The students are in the middle of an eight-month course at The Landing School, which boasts a 100% graduation and job placement rate.

ARUNDEL, Maine — The Landing School is an institution, unlike most others.

Nestled in Arundel, the small school's students take courses fixing boats, designing boats, and managing boatyards. Friday was a most special day for those who built them; it was "flip day."

Since September, the students in the eight-month wood boat building program have been crafting two sailboats by hand.

The school takes adults of all ages and backgrounds — tuition is $26,850 — and quickly turns them into craftsmen. The flip comes midway through the boat-building course, and it’s a simple change in perspective for some. But the students had never seen the boats right side up.

"Flip day is special because, up to this point, you’re looking at this assembled collection of wood," wooden boat building instructor Jake Greiner said. "And yes, it’s boat-shaped, but it’s upside down.

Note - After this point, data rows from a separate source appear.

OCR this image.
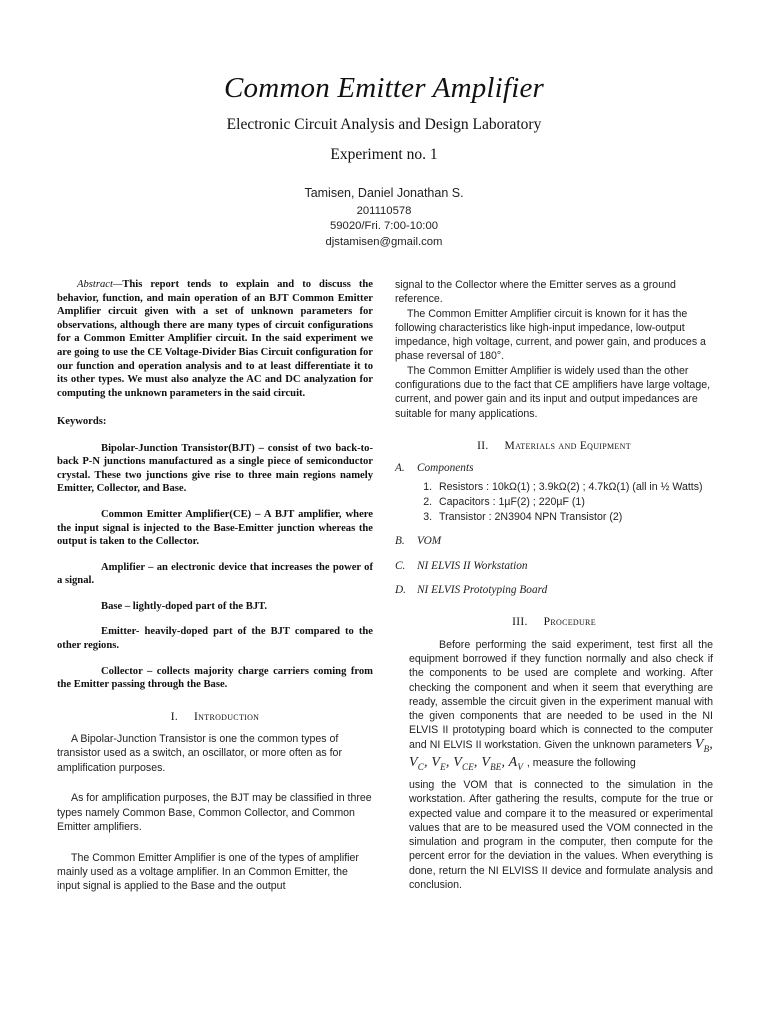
Common Emitter Amplifier
Electronic Circuit Analysis and Design Laboratory
Experiment no. 1
Tamisen, Daniel Jonathan S.
201110578
59020/Fri. 7:00-10:00
djstamisen@gmail.com

Abstract—This report tends to explain and to discuss the behavior, function, and main operation of an BJT Common Emitter Amplifier circuit given with a set of unknown parameters for observations, although there are many types of circuit configurations for a Common Emitter Amplifier circuit. In the said experiment we are going to use the CE Voltage-Divider Bias Circuit configuration for our function and operation analysis and to at least differentiate it to its other types. We must also analyze the AC and DC analyzation for computing the unknown parameters in the said circuit.

Keywords:

Bipolar-Junction Transistor(BJT) – consist of two back-to-back P-N junctions manufactured as a single piece of semiconductor crystal. These two junctions give rise to three main regions namely Emitter, Collector, and Base.

Common Emitter Amplifier(CE) – A BJT amplifier, where the input signal is injected to the Base-Emitter junction whereas the output is taken to the Collector.

Amplifier – an electronic device that increases the power of a signal.

Base – lightly-doped part of the BJT.

Emitter- heavily-doped part of the BJT compared to the other regions.

Collector – collects majority charge carriers coming from the Emitter passing through the Base.

I. Introduction

A Bipolar-Junction Transistor is one the common types of transistor used as a switch, an oscillator, or more often as for amplification purposes.

As for amplification purposes, the BJT may be classified in three types namely Common Base, Common Collector, and Common Emitter amplifiers.

The Common Emitter Amplifier is one of the types of amplifier mainly used as a voltage amplifier. In an Common Emitter, the input signal is applied to the Base and the output

signal to the Collector where the Emitter serves as a ground reference.

The Common Emitter Amplifier circuit is known for it has the following characteristics like high-input impedance, low-output impedance, high voltage, current, and power gain, and produces a phase reversal of 180°.

The Common Emitter Amplifier is widely used than the other configurations due to the fact that CE amplifiers have large voltage, current, and power gain and its input and output impedances are suitable for many applications.

II. Materials and Equipment
A. Components
1. Resistors : 10kΩ(1) ; 3.9kΩ(2) ; 4.7kΩ(1) (all in ½ Watts)
2. Capacitors : 1µF(2) ; 220µF (1)
3. Transistor : 2N3904 NPN Transistor (2)
B. VOM
C. NI ELVIS II Workstation
D. NI ELVIS Prototyping Board
III. Procedure

Before performing the said experiment, test first all the equipment borrowed if they function normally and also check if the components to be used are complete and working. After checking the component and when it seem that everything are ready, assemble the circuit given in the experiment manual with the given components that are needed to be used in the NI ELVIS II prototyping board which is connected to the computer and NI ELVIS II workstation. Given the unknown parameters $V_B$, $V_C$, $V_E$, $V_{CE}$, $V_{BE}$, $A_V$ , measure the following

using the VOM that is connected to the simulation in the workstation. After gathering the results, compute for the true or expected value and compare it to the measured or experimental values that are to be measured used the VOM connected in the simulation and program in the computer, then compute for the percent error for the deviation in the values. When everything is done, return the NI ELVISS II device and formulate analysis and conclusion.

And, once we flip it over A) it’s a big milestone in the build, but, B) it’s the first time that the students can actually then climb into the boat that they’ve built."

On Greiner's direction, classmates excitedly crowded into the workshop Friday morning to help lift.

One vessel at a time, they surrounded the boat, lifted straight up, shuffled over to a padded structure, slowly tipped it over, and just-as-slowly lowered it down.

It may be the simplest task done by adults to draw a room full of applause.

Max Keaz, 26, wasted no time in hopping in the second boat once overturned.

"This started from an empty shop floor and, now, I’m sitting in a boat. So, it feels pretty good," Keaz said. He is a Coast Guard veteran from Colorado who served in Washington State and was drawn to Arundel, Maine to begin another career.

"Learn how to build the boat that I used to drive, that’s kind of what brought me here," he said with a smile.

Emmett Scribner, 18, came straight to the school after graduating from high school in Portland and decided he wanted to try something other than college.

"Being able to sail a boat that I build, that’s something I’ve never had the option of doing before," Scribner beamed. "So, I’m sure it’ll be incredible."

The Landing School's interim president, Jim Borsig, boasted that his school has 100% graduation job offer rates for his students.

"If you take a boat to a boatyard, regardless of what kind of boat you have, odds are you’re gonna run across a Landing School graduate," he said.

But, before they think about their careers, the students must first finish their sailboats and be ready to test them, as is tradition, on Sebago Lake in May.